Congress Starts Fighting before GOP Takes Power
WASHINGTON - Several busloads of incoming House Speaker John Boehner's family and friends left Cincinnati before dawn Tuesday morning, bound for Washington, D.C, where outgoing Speaker Nancy Pelosi will formally return on Wednesday the gavel Boehner handed to her in 2007.
"I don't really look back," Pelosi told reporters Tuesday. "I look forward."
Pelosi Unbowed: "We Have No Regrets"
On Wednesday, the new 112th Congress will be sworn-in, CBS News Correspondent Nancy Cordes reports. The Republicans will take control of the House with a 49-seat majority. There will be 96 new members, including 87 Republicans. The nine new Democrats will be the smallest freshman class since 1915.
In the Senate, the Democrats will still be in control but with a smaller majority, just six seats. The newcomers include 13 Republicans and three Democrats.
If there were any hopes for a new spirit of bipartisanship, the fighting has begun even before the gavel comes down.
Pelosi and her fellow Democrats hammered Republicans Tuesday for scheduling a vote right out of the gate to repeal President Obama's health care reform law.
"Every minute wasted on trying to repeal health care reform fruitlessly is one less minute the Republicans will spend on job creation and turning this economy around," Rep. Debbie Wasserman Schultz, D-Fla., said.

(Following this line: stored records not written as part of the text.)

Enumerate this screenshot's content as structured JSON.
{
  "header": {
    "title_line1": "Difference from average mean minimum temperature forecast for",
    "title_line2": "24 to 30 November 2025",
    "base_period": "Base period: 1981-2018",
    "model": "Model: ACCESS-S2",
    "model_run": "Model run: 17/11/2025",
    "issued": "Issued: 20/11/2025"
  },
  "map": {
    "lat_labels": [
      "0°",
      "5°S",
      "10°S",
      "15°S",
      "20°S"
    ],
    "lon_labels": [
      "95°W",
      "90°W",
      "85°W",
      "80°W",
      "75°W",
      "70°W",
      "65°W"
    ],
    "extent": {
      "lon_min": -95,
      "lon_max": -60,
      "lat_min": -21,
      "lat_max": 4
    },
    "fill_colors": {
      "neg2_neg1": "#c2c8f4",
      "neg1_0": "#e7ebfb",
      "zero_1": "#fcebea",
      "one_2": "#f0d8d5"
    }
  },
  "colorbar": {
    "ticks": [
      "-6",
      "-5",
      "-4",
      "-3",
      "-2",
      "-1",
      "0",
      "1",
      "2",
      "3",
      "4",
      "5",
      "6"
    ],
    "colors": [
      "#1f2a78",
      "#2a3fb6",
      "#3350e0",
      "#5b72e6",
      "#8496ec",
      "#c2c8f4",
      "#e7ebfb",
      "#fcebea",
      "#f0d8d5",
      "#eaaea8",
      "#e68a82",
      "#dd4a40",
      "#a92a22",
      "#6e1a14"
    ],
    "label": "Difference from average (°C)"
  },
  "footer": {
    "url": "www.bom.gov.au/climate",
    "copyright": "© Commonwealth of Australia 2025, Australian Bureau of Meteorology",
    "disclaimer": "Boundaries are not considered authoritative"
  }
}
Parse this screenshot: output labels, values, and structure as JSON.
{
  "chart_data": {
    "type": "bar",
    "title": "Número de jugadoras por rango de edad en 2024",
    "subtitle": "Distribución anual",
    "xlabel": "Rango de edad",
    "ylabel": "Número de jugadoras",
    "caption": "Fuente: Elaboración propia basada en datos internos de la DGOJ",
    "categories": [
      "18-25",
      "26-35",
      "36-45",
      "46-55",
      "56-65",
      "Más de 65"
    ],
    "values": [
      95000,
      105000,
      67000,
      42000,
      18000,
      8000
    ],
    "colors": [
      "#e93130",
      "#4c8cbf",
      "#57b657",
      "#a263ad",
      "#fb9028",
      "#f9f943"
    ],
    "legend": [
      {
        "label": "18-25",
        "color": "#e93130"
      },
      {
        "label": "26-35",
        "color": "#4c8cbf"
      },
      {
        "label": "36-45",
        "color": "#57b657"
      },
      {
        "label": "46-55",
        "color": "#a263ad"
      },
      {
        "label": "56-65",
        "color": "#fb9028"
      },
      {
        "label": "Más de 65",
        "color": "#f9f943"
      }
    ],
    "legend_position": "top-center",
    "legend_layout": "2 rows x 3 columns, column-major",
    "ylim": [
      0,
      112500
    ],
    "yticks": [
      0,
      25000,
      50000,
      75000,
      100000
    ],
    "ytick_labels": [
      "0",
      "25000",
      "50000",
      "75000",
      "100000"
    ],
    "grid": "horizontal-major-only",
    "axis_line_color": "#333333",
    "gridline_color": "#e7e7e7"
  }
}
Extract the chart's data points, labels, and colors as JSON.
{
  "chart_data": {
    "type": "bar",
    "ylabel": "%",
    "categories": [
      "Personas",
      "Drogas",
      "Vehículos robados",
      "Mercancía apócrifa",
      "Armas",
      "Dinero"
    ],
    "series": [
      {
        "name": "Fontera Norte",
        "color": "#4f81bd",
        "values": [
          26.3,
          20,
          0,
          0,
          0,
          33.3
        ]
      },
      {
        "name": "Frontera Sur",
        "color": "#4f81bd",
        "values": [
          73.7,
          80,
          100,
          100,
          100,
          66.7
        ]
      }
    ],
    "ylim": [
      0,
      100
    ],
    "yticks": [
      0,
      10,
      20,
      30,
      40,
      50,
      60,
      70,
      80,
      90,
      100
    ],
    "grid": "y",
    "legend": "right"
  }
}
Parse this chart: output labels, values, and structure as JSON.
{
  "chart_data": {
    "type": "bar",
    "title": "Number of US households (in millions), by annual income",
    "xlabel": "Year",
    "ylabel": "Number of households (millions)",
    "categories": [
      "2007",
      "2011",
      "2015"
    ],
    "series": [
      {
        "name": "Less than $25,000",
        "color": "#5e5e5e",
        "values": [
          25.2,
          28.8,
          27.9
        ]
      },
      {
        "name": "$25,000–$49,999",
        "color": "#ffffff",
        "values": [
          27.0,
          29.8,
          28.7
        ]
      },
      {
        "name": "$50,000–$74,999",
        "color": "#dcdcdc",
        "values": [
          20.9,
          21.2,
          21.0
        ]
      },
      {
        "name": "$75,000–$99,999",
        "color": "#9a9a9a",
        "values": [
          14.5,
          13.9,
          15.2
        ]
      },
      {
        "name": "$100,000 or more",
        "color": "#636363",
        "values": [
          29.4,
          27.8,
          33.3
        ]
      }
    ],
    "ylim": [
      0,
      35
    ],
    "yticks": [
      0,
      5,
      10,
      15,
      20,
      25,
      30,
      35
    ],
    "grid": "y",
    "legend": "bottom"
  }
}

With a new majority, Republicans will have the votes in the House for repeal, though the effort is destined to die in the Democratic-controlled Senate.
Republicans said they aren't concerned with the possibility of making the same mistake that Democrats made of focusing too much on health care when what the American people want is more focus on jobs.
"What we're going to do is focus on the health care bill and the repeal of that," said Rep. Marsha Blackburn, R-Tenn. "We have to do that because our constituents tell us this is a jobs killer."
Blackburn: Health Care Reform is a "Jobs Killer"
The president, returning from his Hawaiian vacation on Air Force One, shrugged off the repeal vote.
"They are going to play to their base for a certain period of time, but I'm pretty confident that they are going to recognize that our job is to govern and make sure that we are delivering jobs for the American people," Mr. Obama told reporters.
Unlike former Speaker Newt Gingrich, who marked the last Republican takeover with gloating press conferences and fancy galas, Boehner has tried to keep this transition low key, distancing himself from Tuesday night's $2,500-a-head fundraiser at a swanky D.C. hotel for a dozen of his new members featuring country music star LeAnn Rimes.
The image troubles some new tea party members who campaigned on fiscal austerity.
"I come up here, and I don't look like a NASCAR race driver with the corporate patches all over me," said Rep.-elect Allen West, R-Fla., said. "That's what the America people what. They want to know that their representative is owned by them."
The freshman congressman who arranged the fundraiser, Jeff Denham of California, defends it saying that if Republicans want to keep their majority in two years they're going to have to raise funds to get re-elected, just like everyone else.
GOP Doesn't Account for Health Care Repeal Cost
Boehner's second-in-command Eric Cantor refused to answer how Republicans are planning to cut a promised $100 billion dollars from the budget. Part of the reason for that vagueness is that when you're looking at cutting something like $100 billion from the budget, it's going to involve painful decisions that voters might not like. Cantor said everything has to be on the table, including defense spending.